17 Apr 2022

'You only take two things with you' - Jane Seymour on life, death and dementia

6:26 pm on 17 April 2022

Two-time Golden Globe Winner and iconic Hollywood starlet Jane Seymour is known throughout the world for playing a Bond girl, Maria Callas and Dr Quinn, Medicine Woman. But her latest role as Ruby in Ruby's Choice could be her most poignant yet.

Jane Seymour attends the 2022 Vanity Fair Oscar Party following the 94th Oscars at the The Wallis Annenberg Center for the Performing Arts in Beverly Hills, California on March 27, 2022.

Jane Seymour attends the 2022 Vanity Fair Oscar Party following the 94th Oscars at the The Wallis Annenberg Center for the Performing Arts in Beverly Hills, California on March 27, 2022. Photo: AFP

Seymour plays Ruby, a woman with dementia, sharing a room with her granddaughter, who is less than keen about the arrangement. However, the more time they spend together and the more family secrets emerge, the more the teenage appreciates her grandmother.

Having been around a lot of people who have had Alzheimer's throughout her life, not to mention producing the movie about musician Glen Campbell's struggle with the disease, the 71-year-old actress felt instantly drawn to the role.

Seymour, who is a global ambassador for the Dementia Foundation for Spark of Life, joins Sunday Morning to discuss Ruby's Choice, how she got inside the head of the character, and why she continues to keep looking forward and living her life in the present moment.

"I'm very proud of this film," Seymour says.

"It's very much sort of the little engine that could. The fact that we were able to film it during Covid was unbelievable."

"Having been around a lot of people with Alzheimer's, having had it touch my life ... I just felt this was a very important movie."

Alzheimer's has been the subject of several films lately, including Sir Anthony Hopkins' Oscar-winning turn in The Father. Seymour says the somewhat optimistic tone of Ruby's Choice sets it apart a bit.

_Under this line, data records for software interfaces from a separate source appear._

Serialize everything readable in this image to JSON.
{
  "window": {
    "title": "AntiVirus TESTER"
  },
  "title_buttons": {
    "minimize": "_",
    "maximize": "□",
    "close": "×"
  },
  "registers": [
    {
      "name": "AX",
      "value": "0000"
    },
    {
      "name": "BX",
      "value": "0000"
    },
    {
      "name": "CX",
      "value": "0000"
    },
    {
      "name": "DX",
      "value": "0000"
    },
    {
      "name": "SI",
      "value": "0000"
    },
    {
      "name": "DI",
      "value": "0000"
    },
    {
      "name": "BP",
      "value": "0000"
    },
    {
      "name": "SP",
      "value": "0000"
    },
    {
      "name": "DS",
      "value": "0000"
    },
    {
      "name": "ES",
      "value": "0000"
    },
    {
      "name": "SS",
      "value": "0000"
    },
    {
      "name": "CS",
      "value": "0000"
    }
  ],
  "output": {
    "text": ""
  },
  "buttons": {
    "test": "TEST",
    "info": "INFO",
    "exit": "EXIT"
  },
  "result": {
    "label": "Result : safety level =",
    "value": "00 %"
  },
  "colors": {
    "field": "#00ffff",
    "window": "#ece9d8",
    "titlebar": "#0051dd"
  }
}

"There have been a bunch of movies about Alzheimer's but not ones like Ruby, where she really turns everything around for the better and makes life better for everyone out of something that normally just makes you want to weep and cry and you feel it's the end of the world."

Seymour said the movie strives to show multiple sides of how dementia affects families and shows Ruby's point of view.

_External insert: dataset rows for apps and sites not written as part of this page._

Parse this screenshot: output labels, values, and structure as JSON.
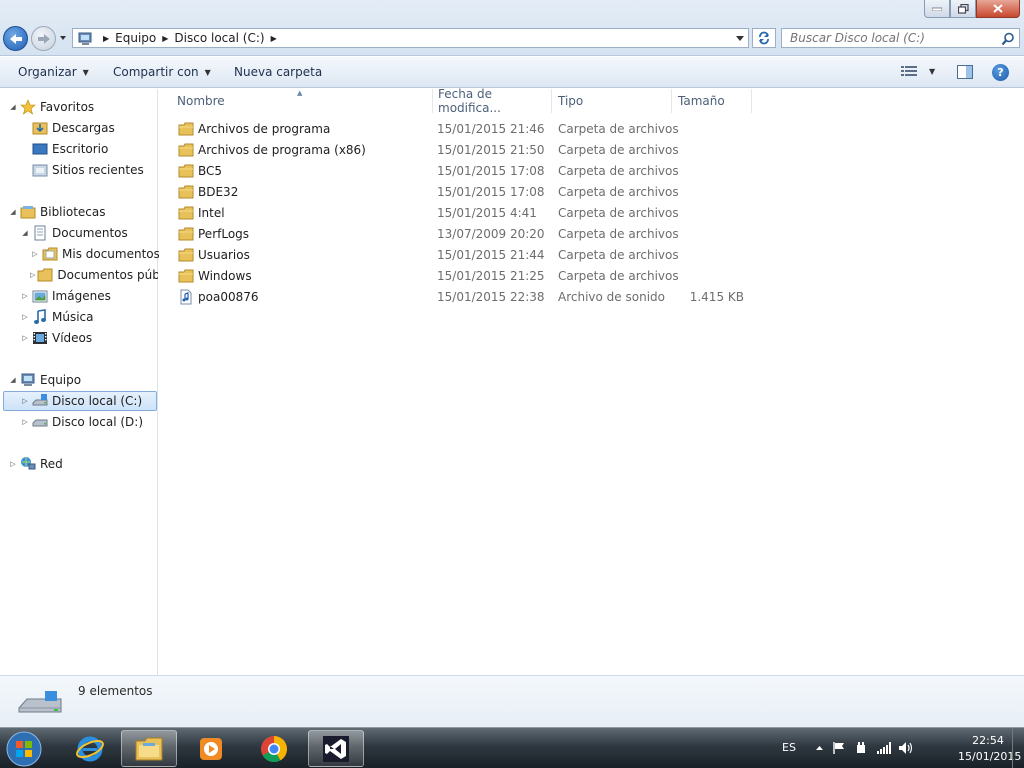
{
  "address": {
    "crumbs": [
      "Equipo",
      "Disco local (C:)"
    ]
  },
  "search": {
    "placeholder": "Buscar Disco local (C:)"
  },
  "toolbar": {
    "organize": "Organizar",
    "share": "Compartir con",
    "new_folder": "Nueva carpeta"
  },
  "nav": {
    "favorites": "Favoritos",
    "downloads": "Descargas",
    "desktop": "Escritorio",
    "recent": "Sitios recientes",
    "libraries": "Bibliotecas",
    "documents": "Documentos",
    "my_documents": "Mis documentos",
    "public_documents": "Documentos públicos",
    "pictures": "Imágenes",
    "music": "Música",
    "videos": "Vídeos",
    "computer": "Equipo",
    "drive_c": "Disco local (C:)",
    "drive_d": "Disco local (D:)",
    "network": "Red"
  },
  "columns": {
    "name": "Nombre",
    "date": "Fecha de modifica...",
    "type": "Tipo",
    "size": "Tamaño"
  },
  "files": [
    {
      "name": "Archivos de programa",
      "date": "15/01/2015 21:46",
      "type": "Carpeta de archivos",
      "size": "",
      "kind": "folder"
    },
    {
      "name": "Archivos de programa (x86)",
      "date": "15/01/2015 21:50",
      "type": "Carpeta de archivos",
      "size": "",
      "kind": "folder"
    },
    {
      "name": "BC5",
      "date": "15/01/2015 17:08",
      "type": "Carpeta de archivos",
      "size": "",
      "kind": "folder"
    },
    {
      "name": "BDE32",
      "date": "15/01/2015 17:08",
      "type": "Carpeta de archivos",
      "size": "",
      "kind": "folder"
    },
    {
      "name": "Intel",
      "date": "15/01/2015 4:41",
      "type": "Carpeta de archivos",
      "size": "",
      "kind": "folder"
    },
    {
      "name": "PerfLogs",
      "date": "13/07/2009 20:20",
      "type": "Carpeta de archivos",
      "size": "",
      "kind": "folder"
    },
    {
      "name": "Usuarios",
      "date": "15/01/2015 21:44",
      "type": "Carpeta de archivos",
      "size": "",
      "kind": "folder"
    },
    {
      "name": "Windows",
      "date": "15/01/2015 21:25",
      "type": "Carpeta de archivos",
      "size": "",
      "kind": "folder"
    },
    {
      "name": "poa00876",
      "date": "15/01/2015 22:38",
      "type": "Archivo de sonido",
      "size": "1.415 KB",
      "kind": "audio"
    }
  ],
  "status": {
    "count": "9 elementos"
  },
  "tray": {
    "lang": "ES",
    "time": "22:54",
    "date": "15/01/2015"
  },
  "colors": {
    "folder": "#e8c15a",
    "accent": "#1f5fb3",
    "selection": "#cde3fa"
  }
}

"She's bringing another way of looking at the world while she's leaving our world in her own mind."

"It's curious and it's amusing at the same time it just rips your heart out."

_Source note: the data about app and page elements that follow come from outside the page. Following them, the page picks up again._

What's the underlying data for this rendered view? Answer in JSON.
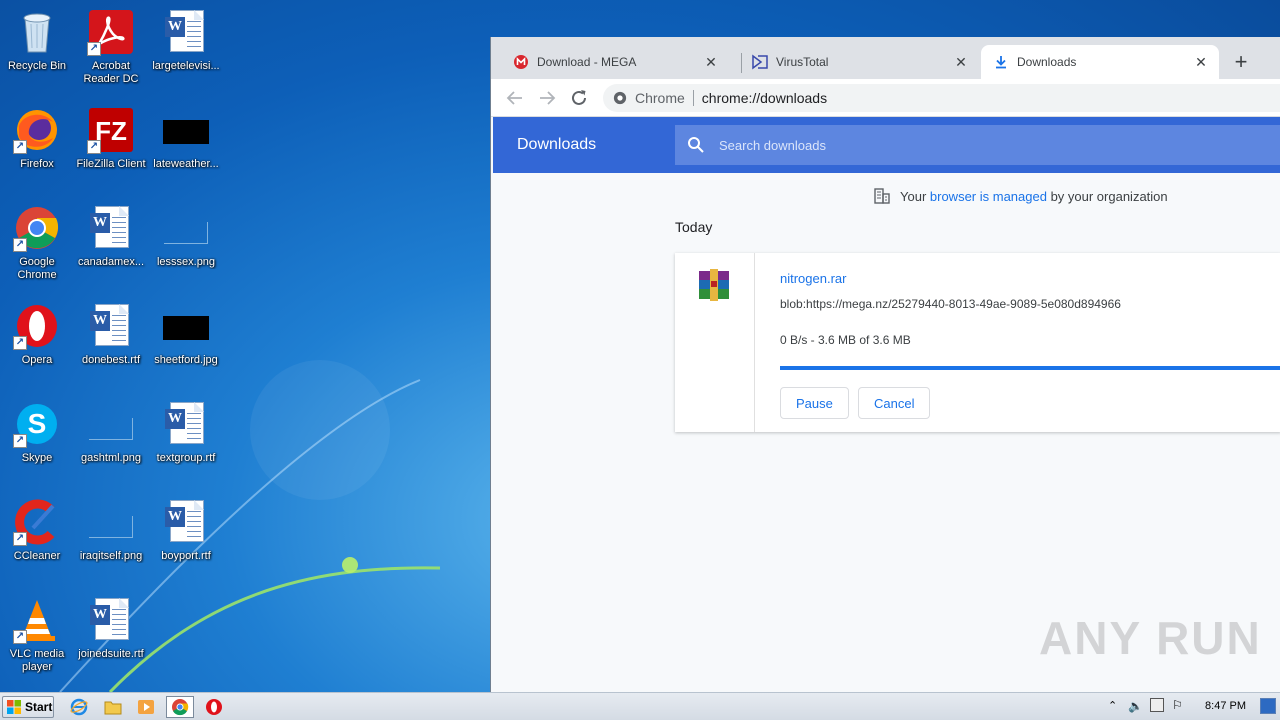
{
  "desktop": {
    "icons": [
      {
        "label": "Recycle Bin"
      },
      {
        "label": "Acrobat Reader DC"
      },
      {
        "label": "largetelevisi..."
      },
      {
        "label": "Firefox"
      },
      {
        "label": "FileZilla Client"
      },
      {
        "label": "lateweather..."
      },
      {
        "label": "Google Chrome"
      },
      {
        "label": "canadamex..."
      },
      {
        "label": "lesssex.png"
      },
      {
        "label": "Opera"
      },
      {
        "label": "donebest.rtf"
      },
      {
        "label": "sheetford.jpg"
      },
      {
        "label": "Skype"
      },
      {
        "label": "gashtml.png"
      },
      {
        "label": "textgroup.rtf"
      },
      {
        "label": "CCleaner"
      },
      {
        "label": "iraqitself.png"
      },
      {
        "label": "boyport.rtf"
      },
      {
        "label": "VLC media player"
      },
      {
        "label": "joinedsuite.rtf"
      }
    ]
  },
  "browser": {
    "tabs": [
      {
        "title": "Download - MEGA",
        "favicon": "mega-icon"
      },
      {
        "title": "VirusTotal",
        "favicon": "virustotal-icon"
      },
      {
        "title": "Downloads",
        "favicon": "download-icon"
      }
    ],
    "omnibox": {
      "site": "Chrome",
      "url": "chrome://downloads"
    },
    "downloads_page": {
      "title": "Downloads",
      "search_placeholder": "Search downloads",
      "managed": {
        "prefix": "Your ",
        "link": "browser is managed",
        "suffix": " by your organization"
      },
      "section": "Today",
      "item": {
        "filename": "nitrogen.rar",
        "url": "blob:https://mega.nz/25279440-8013-49ae-9089-5e080d894966",
        "status": "0 B/s - 3.6 MB of 3.6 MB",
        "progress": 1.0,
        "pause_label": "Pause",
        "cancel_label": "Cancel"
      }
    }
  },
  "watermark": "ANY RUN",
  "taskbar": {
    "start_label": "Start",
    "clock": "8:47 PM"
  },
  "colors": {
    "accent": "#3367d6",
    "link": "#1a73e8",
    "desktop": "#1f7fd2"
  }
}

Seymour was one of the executive producers of Glen Campbell: I'll Be Me, a 2014 documentary about the late country singer's battle with Alzheimer's.

She said that while working on that, Campbell could get confused and not know where he was, and she saw how music and art made a big difference in his moods.

"The last things to go are dance, music, singing and art.

"If you're ever with someone who's suffering from dementia or Alzheimer's, you can bring them back to life for a moment or so through music that they probably would have known back in the day when they were much younger."

Seymour also had an uncle who had Alzheimer's and an aunt who did not want to put him in a care home.

"The stress of it took her life about 15 or more years before her husband died," she says.

"I always tell people who are caregivers there comes a point where you can't care for someone if you can't care for yourself."

While playing Ruby, Seymour says she had to commit to imagining the way the world looked to her.

"Playing Ruby I just had to imagine that everything was real for her, whether the people around her knew it wasn't or not. For her, it was."

Seymour said she had her own near-death experience some years ago due to anaphylactic shock, and it changed her own perspectives.

"I realised you only take two things with you when you pass - and that is the love you've shared, and the difference you've made."